Sometimes public opinion doesn't flow smoothly; it shifts sharply when a tipping point is reached. Case in point: gas prices. $3 a gallon gas didn't change anybody's mind about energy issues. $4 a gallon gas did. Evidently, the experience of paying more than $50 for a tankful gets people thinking we should stop worrying so much about global warming and the environmental dangers of oil wells on the outer continental shelf and in Alaska. Drill now! Nuke the caribou!
Our system of divided government and litigation-friendly regulation makes it hard for our society to do things and easy for adroit lobbyists and lawyers to stop them.

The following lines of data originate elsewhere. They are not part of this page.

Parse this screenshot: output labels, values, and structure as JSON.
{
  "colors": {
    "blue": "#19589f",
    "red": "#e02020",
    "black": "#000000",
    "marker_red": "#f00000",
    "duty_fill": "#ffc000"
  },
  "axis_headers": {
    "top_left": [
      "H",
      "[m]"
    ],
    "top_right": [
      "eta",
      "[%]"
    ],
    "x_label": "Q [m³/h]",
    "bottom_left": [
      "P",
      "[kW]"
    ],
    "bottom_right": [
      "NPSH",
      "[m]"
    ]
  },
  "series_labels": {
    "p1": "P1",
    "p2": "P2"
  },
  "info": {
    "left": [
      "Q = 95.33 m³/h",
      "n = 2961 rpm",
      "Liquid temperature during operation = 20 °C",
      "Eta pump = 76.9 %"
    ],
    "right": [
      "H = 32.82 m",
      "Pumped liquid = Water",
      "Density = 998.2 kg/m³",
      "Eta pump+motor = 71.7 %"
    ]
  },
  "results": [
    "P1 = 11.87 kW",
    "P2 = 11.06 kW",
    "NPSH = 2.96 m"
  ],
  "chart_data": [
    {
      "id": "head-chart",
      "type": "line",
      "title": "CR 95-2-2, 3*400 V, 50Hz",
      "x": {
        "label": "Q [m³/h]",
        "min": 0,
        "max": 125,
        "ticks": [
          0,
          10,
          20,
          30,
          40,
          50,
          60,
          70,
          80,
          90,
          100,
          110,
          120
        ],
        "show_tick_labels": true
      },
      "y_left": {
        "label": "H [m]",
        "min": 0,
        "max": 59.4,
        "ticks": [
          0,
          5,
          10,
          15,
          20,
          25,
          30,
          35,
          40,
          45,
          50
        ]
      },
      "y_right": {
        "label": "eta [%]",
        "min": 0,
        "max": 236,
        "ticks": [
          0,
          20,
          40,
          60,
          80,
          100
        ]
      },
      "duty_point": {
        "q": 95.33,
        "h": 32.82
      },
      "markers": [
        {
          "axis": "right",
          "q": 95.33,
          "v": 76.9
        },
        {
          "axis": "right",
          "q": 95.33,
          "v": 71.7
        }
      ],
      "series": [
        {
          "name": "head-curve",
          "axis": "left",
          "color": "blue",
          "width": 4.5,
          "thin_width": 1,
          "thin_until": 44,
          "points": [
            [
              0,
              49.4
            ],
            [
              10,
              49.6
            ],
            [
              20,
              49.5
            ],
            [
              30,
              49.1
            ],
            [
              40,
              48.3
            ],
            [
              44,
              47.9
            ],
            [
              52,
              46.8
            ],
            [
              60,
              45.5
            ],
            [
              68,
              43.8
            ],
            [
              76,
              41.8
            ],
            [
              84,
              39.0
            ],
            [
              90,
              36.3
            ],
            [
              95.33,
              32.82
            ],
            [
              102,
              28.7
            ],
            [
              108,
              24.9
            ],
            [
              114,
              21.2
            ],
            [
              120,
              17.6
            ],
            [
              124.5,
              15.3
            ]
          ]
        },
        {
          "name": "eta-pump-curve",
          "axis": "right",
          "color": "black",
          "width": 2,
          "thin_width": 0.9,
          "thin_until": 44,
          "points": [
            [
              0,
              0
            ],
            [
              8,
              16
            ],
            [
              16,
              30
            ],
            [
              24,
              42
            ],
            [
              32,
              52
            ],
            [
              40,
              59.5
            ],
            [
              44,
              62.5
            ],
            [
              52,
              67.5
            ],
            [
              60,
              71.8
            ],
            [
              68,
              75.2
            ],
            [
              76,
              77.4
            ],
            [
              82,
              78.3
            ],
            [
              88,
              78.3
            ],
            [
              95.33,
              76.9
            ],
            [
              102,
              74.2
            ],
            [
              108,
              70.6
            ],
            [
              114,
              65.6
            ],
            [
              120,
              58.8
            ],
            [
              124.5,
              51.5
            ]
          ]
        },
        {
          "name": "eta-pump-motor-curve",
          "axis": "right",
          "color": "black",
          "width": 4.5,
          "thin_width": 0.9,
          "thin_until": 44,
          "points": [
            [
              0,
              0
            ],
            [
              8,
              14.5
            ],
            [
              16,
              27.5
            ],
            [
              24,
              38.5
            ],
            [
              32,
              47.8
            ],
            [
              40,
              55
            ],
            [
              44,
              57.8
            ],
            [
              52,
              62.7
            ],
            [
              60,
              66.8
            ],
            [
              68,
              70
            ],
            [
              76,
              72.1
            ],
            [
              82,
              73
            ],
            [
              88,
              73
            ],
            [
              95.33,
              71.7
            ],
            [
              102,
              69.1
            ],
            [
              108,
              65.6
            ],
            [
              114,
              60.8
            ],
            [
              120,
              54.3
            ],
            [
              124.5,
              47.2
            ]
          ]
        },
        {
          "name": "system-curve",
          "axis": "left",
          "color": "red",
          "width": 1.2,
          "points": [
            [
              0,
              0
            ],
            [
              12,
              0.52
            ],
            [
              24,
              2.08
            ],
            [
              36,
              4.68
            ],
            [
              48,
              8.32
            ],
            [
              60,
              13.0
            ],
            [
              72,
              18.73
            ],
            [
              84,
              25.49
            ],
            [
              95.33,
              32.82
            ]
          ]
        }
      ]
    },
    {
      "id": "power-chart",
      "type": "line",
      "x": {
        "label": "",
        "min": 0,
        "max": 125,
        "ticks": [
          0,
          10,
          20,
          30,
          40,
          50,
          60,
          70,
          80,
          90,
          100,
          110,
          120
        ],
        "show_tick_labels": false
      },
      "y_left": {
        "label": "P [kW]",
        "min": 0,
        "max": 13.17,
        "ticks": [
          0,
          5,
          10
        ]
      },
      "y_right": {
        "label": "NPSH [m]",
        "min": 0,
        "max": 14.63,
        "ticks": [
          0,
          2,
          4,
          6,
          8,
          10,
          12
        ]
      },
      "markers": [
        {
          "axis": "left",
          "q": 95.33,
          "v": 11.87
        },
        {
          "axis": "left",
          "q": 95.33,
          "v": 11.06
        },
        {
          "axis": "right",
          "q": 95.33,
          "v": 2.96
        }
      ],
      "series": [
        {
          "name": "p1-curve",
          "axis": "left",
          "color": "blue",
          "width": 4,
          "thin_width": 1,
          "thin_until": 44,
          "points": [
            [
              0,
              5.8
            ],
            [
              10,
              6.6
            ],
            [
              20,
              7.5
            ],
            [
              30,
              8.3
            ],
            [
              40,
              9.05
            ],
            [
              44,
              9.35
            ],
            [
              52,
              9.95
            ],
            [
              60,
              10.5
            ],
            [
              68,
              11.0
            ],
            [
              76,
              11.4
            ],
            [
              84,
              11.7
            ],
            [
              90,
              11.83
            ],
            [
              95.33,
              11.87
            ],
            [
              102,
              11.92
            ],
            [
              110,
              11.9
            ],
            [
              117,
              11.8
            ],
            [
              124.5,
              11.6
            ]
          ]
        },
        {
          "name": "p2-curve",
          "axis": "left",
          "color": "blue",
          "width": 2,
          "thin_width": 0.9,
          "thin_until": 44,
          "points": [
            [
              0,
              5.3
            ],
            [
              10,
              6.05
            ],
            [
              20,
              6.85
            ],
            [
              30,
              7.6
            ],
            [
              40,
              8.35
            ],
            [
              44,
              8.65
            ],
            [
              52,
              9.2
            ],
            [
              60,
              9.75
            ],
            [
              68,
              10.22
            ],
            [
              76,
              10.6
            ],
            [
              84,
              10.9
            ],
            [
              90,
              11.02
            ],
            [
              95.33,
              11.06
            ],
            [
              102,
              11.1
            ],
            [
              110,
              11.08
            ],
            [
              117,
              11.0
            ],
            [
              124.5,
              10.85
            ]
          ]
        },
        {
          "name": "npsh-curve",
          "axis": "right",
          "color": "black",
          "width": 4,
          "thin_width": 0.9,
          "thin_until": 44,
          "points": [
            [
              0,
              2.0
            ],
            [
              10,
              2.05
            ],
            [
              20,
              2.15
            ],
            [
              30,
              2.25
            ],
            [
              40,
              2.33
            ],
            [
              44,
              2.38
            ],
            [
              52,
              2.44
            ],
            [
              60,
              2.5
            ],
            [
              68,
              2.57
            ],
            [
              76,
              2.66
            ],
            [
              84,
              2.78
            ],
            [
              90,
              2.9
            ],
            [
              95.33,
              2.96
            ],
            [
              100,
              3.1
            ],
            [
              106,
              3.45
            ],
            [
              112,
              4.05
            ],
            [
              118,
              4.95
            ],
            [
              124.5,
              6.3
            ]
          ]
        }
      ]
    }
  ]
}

Nations with more centralized power and less democratic accountability find it easier: France and Japan generate most of their electricity by nuclear power and Chicago, where authority is more centralized and accountability less robust than in most of the country, depends more on nuclear power than almost all the rest of the nation.
In contrast, lobbyists and litigators for environmental restriction groups have produced energy policies that I suspect future generations will regard as lunatic. We haven't built a new nuclear plant for some 30 years, since a Jane Fonda movie exaggerated their dangers. We have allowed states to ban oil drilling on the outer continental shelf, prompted by the failure of 40- or 50-year-old technology in Santa Barbara, Calif., in 1969, though current technology is much better, as shown by the lack of oil spills in the waters off Louisiana and Mississippi during Hurricane Katrina.
We have banned oil drilling on a very small portion of the Arctic National Wildlife Refuge that is godforsaken tundra (I have been to the North Slope oil fields, similar terrain -- I know) for fear of disturbing a herd of caribou -- a species of hoofed animals that is in no way endangered or scarce.
The ANWR ban is the work of environmental restriction groups that depend on direct-mail fundraising to pay their bills and keep their jobs. That means they must always claim the sky is falling. They can't get people to send a check or mouse-click a donation because they did a good job, the restrictions they imposed on the Alaska pipeline in the 1970s have done a good job in preserving the environment or because clean air acts of the past have vastly reduced air pollution.
ANWR is a precious cause for them because it can be portrayed (dishonestly) as a national treasure and because the pressure for drilling there has been unrelenting. Democrats have enlisted solidly in their army, and they have also been able to recruit Republicans who wanted to get good environmental scorecards to impress enviro-conscious voters in states like Florida, New Jersey and Minnesota.